Ms Rehman's appointment surprised some observers, who expected the army to have a visible say in Mr Haqqani's successor.

Ali Dayan Hasan of Human Rights Watch said it suggested "the military has failed to assume complete control of Pakistan-US relations".

Nonetheless, observers believe she will be more palatable to her country's military leaders than her predecessor. Correspondents say she is likely to be well received in Washington - the diplomatic posting is crucial to both Pakistan and the US.

Start Quote

She is an excellent nomination because she is highly regarded in Pakistan's intellectual and political circles”

End Quote Prof Rasul Bakhsh Rais Lahore University of Management Sciences

Mr Haqqani met Ms Rehman to discuss her new job on Wednesday. She's a "dedicated democrat", he tweeted, and wished her all the best.

He was summoned to Islamabad earlier this week and resigned after meeting Pakistan's top civilian leaders, the head of the army and intelligence service chiefs on Tuesday.

The former ambassador is accused of compiling a memo seeking US help to avert a military takeover in Pakistan following the killing of Bin Laden.

He has consistently denied the allegations, which were made by US-based lobbyist Mansoor Ijaz.

The departure of Mr Haqqani appears to have drawn a line under the row for now.

But large parts of the affair still remain unexplained and if the memo trail could be traced direct to Mr Zardari's door, he would be in deep trouble, BBC correspondents say.

Some analysts believe that Mr Haqqani may have been made a scapegoat to prevent simmering tensions between the Zardari government and Pakistan's all-powerful military from erupting.

At any rate, the former ambassador, whose backing for the civilian government had earned him the distrust of the military, seemed undeterred on Wednesday.

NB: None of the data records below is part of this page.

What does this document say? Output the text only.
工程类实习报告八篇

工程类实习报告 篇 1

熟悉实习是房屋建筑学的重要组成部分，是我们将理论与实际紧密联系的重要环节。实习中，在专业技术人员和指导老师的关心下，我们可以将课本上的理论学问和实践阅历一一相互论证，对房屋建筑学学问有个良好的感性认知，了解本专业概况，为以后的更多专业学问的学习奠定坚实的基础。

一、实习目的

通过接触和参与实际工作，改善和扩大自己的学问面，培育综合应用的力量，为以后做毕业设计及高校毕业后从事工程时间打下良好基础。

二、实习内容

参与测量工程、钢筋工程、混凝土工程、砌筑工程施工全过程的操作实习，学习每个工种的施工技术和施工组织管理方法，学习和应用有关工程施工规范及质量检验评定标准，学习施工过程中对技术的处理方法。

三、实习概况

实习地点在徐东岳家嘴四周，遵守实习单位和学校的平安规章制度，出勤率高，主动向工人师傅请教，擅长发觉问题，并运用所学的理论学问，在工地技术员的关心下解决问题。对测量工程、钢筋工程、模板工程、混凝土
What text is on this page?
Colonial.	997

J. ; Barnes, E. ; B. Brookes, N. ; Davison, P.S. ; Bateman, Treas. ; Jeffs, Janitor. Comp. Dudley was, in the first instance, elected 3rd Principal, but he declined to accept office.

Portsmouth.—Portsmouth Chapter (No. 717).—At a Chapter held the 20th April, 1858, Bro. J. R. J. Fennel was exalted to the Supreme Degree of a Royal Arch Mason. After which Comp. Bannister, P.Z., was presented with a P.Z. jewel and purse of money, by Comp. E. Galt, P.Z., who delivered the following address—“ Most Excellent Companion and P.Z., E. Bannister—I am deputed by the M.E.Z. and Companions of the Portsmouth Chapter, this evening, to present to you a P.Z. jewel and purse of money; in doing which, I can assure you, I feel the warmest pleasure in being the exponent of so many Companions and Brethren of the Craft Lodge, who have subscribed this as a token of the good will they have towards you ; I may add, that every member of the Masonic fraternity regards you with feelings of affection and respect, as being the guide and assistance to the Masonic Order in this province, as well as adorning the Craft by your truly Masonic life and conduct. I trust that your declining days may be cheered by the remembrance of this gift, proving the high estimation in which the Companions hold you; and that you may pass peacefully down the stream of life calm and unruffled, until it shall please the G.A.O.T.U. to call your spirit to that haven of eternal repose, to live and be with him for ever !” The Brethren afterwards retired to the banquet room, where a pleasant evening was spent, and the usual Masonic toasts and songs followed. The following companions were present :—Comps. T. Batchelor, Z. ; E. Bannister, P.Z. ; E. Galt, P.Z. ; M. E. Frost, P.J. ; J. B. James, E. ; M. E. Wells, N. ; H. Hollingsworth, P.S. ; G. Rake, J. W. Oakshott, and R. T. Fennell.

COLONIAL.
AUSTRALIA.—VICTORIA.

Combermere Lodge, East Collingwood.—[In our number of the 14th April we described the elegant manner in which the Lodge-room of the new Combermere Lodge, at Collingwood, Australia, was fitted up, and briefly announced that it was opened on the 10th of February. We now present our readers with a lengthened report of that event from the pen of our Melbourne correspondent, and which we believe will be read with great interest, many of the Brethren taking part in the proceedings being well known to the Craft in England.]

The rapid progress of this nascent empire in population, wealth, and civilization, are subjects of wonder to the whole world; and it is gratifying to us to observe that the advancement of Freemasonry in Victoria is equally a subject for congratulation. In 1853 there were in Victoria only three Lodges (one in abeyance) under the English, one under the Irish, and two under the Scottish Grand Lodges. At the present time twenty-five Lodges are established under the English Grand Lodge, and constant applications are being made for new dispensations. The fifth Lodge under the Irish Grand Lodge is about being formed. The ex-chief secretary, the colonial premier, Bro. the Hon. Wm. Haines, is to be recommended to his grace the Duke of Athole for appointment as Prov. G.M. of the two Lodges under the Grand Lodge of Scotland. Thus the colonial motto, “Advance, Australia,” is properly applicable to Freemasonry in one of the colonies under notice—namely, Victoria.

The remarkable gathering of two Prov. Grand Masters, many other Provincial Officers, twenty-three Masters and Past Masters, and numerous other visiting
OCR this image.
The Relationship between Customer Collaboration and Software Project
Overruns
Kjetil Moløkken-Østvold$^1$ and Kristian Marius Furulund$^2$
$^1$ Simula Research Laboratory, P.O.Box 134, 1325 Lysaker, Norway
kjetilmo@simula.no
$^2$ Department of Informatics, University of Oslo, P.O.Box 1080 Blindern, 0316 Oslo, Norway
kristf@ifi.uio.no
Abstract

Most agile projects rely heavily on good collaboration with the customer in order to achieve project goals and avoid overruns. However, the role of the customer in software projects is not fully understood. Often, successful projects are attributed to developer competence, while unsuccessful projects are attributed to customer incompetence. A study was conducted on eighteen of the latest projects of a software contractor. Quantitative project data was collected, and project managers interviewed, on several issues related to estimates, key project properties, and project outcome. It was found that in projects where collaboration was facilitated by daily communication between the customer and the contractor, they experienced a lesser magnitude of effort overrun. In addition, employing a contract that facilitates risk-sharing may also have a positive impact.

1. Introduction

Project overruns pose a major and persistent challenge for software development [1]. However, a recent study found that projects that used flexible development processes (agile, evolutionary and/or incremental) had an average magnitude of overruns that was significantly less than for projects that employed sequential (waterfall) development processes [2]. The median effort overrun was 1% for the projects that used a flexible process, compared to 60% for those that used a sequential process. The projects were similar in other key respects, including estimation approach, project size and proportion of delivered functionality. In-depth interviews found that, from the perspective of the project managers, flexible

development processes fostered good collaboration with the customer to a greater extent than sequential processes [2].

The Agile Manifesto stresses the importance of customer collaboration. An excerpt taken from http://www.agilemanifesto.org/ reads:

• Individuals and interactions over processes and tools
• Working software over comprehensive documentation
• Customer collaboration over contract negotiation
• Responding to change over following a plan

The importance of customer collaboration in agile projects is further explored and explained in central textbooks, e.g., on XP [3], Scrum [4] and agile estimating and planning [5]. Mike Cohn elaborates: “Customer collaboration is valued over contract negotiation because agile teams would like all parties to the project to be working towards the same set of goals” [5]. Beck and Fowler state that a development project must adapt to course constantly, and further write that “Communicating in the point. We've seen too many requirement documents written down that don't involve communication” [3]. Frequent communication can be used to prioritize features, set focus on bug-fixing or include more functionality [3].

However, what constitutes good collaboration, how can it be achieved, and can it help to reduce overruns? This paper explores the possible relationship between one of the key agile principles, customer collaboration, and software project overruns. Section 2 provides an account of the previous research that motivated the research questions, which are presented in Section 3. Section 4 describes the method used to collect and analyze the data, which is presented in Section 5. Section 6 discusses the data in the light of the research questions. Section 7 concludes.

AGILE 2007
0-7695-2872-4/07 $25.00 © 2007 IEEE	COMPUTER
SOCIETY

In another Twitter post, he said: "Ah! To wake up in my motherland, without the burden of conducting Pakistan's most difficult external relationship."

'Excellent nomination'

Ms Rehman is a progressive and respected member of the governing Pakistan People's Party, with a reputation as a campaigner.

She was one of only a few politicians prepared to speak out on the blasphemy laws - which she argued were being used to persecute minority faiths.

She gave up those attempts in February, accusing her party of appeasing extremists.

In April she told the BBC that her life was in danger as a result of her stance and that she had to stay away from public meetings.

She was appointed information minister in March 2008 but resigned a year later after a clampdown by the PPP-led government on protests by lawyers, opposition groups and the media.

A number of observers see her appointment in Washington as a clever move.

"She is an excellent nomination because she is highly regarded in Pakistan's intellectual and political circles, and I think even in those circles close to the military establishment," Rasul Bakhsh Rais, professor of political science at Lahore University of Management Sciences, told the Associated Press.